Anyway, we opened 110 in the Shade on a Friday night on Broadway. Of course, the IA production contracts expired on opening day, and you have to get run-of-the-play contracts from then on. I got the contracts for all my guys, and I took them to the office on Monday. Tuesday, all the contracts come back except mine. I saw Jack Schlitzle, who worked for Merrick, under the marquee about quarter after 8, and I said, "Hey, Jack, I don't have my contract." He said, "Yeah. I want to talk to you about that. Stop in our office tomorrow."
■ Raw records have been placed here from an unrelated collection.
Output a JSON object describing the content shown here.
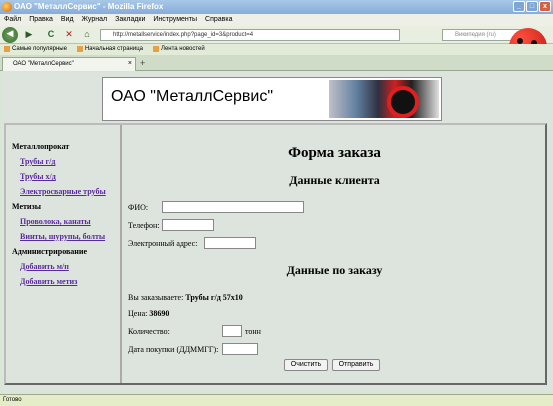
{
  "window": {
    "title": "ОАО \"МеталлСервис\" - Mozilla Firefox",
    "btn_min": "_",
    "btn_max": "□",
    "btn_close": "x"
  },
  "menu": [
    "Файл",
    "Правка",
    "Вид",
    "Журнал",
    "Закладки",
    "Инструменты",
    "Справка"
  ],
  "nav": {
    "back": "◀",
    "forward": "▶",
    "reload": "C",
    "stop": "✕",
    "home": "⌂",
    "url": "http://metallservice/index.php?page_id=3&product=4",
    "search_placeholder": "Википедия (ru)"
  },
  "bookmarks": [
    "Самые популярные",
    "Начальная страница",
    "Лента новостей"
  ],
  "tab": {
    "title": "ОАО \"МеталлСервис\"",
    "close": "×",
    "new_tab": "+"
  },
  "banner": {
    "title": "ОАО \"МеталлСервис\""
  },
  "sidebar": {
    "sections": [
      {
        "title": "Металлопрокат",
        "links": [
          "Трубы г/д",
          "Трубы х/д",
          "Электросварные трубы"
        ]
      },
      {
        "title": "Метизы",
        "links": [
          "Проволока, канаты",
          "Винты, шурупы, болты"
        ]
      },
      {
        "title": "Администрирование",
        "links": [
          "Добавить м/п",
          "Добавить метиз"
        ]
      }
    ]
  },
  "form": {
    "title": "Форма заказа",
    "client_heading": "Данные клиента",
    "fio_label": "ФИО:",
    "phone_label": "Телефон:",
    "email_label": "Электронный адрес:",
    "order_heading": "Данные по заказу",
    "ordering_prefix": "Вы заказываете:",
    "ordering_value": "Трубы г/д 57x10",
    "price_prefix": "Цена:",
    "price_value": "38690",
    "qty_label": "Количество:",
    "qty_unit": "тонн",
    "date_label": "Дата покупки (ДДММГГ):",
    "clear_button": "Очистить",
    "submit_button": "Отправить"
  },
  "status": "Готово"
}
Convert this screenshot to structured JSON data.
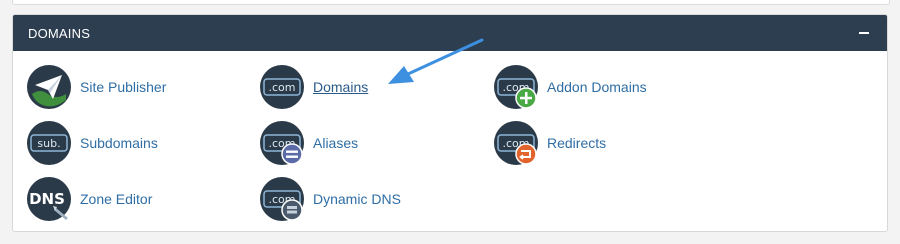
{
  "section": {
    "title": "DOMAINS",
    "collapse_icon": "minus-icon"
  },
  "items": [
    {
      "label": "Site Publisher",
      "icon": "paper-plane-globe-icon"
    },
    {
      "label": "Domains",
      "icon": "dotcom-icon"
    },
    {
      "label": "Addon Domains",
      "icon": "dotcom-plus-icon"
    },
    {
      "label": "Subdomains",
      "icon": "sub-icon",
      "badge_text": "sub."
    },
    {
      "label": "Aliases",
      "icon": "dotcom-equals-icon"
    },
    {
      "label": "Redirects",
      "icon": "dotcom-redirect-icon"
    },
    {
      "label": "Zone Editor",
      "icon": "dns-icon",
      "badge_text": "DNS"
    },
    {
      "label": "Dynamic DNS",
      "icon": "dotcom-dns-icon"
    }
  ],
  "icon_text": ".com",
  "colors": {
    "header_bg": "#2d3e50",
    "icon_bg": "#2a3a48",
    "link": "#2f6ea5",
    "arrow": "#3d8fe0",
    "plus_badge": "#4aa845",
    "equals_badge": "#5b6ba8",
    "redirect_badge": "#e2632b"
  }
}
Wednesday, matinee day, I go up to his office at the St. James Theatre. He calls me in the office and my contract is laid in front of him, and he said, "George, you're asking for $300. We don't pay $300 in New York." "That's what we agreed to when we left," I said. "I brought the biggest show on Broadway here." He got on his phone and he called Vince McKnight in, who was the chief accountant. I said, "Oh, don't do this to me, Jack." He said, "Vince, how much does the electrician in Cuckoo's Nest make?" I said, "Please don't tell me. These are my friends." "$250." "What's the electrician on Luther making?" "$275." "What's the electrician on Dolly making?" "$275." "George, we don't pay $300."
I said, "That's fine, Jack," and got up. He said, "Where are you going?" I said, "I'm going down to the corner and look for a job."
"Wait a minute," he said. "George, no argument. Curtain at 2:00." "You better get an electrician across the street," I said. "Don't give me that crap, Van Buren," he said, "You're not irreplaceable. You're not, I'm not. There's only two people who are irreplaceable: David Merrick, and the star of the show - if she happens to be Ethel Merman."
Then Merrick walked into the office, and said, "What's going on?" "Well, there's a little dispute." He said, "How much money is separating you guys?" And Schlitzle said, "$25." Merrick said, "Sign his contract, Jack. Go on to work, George." And so I went across the street to work.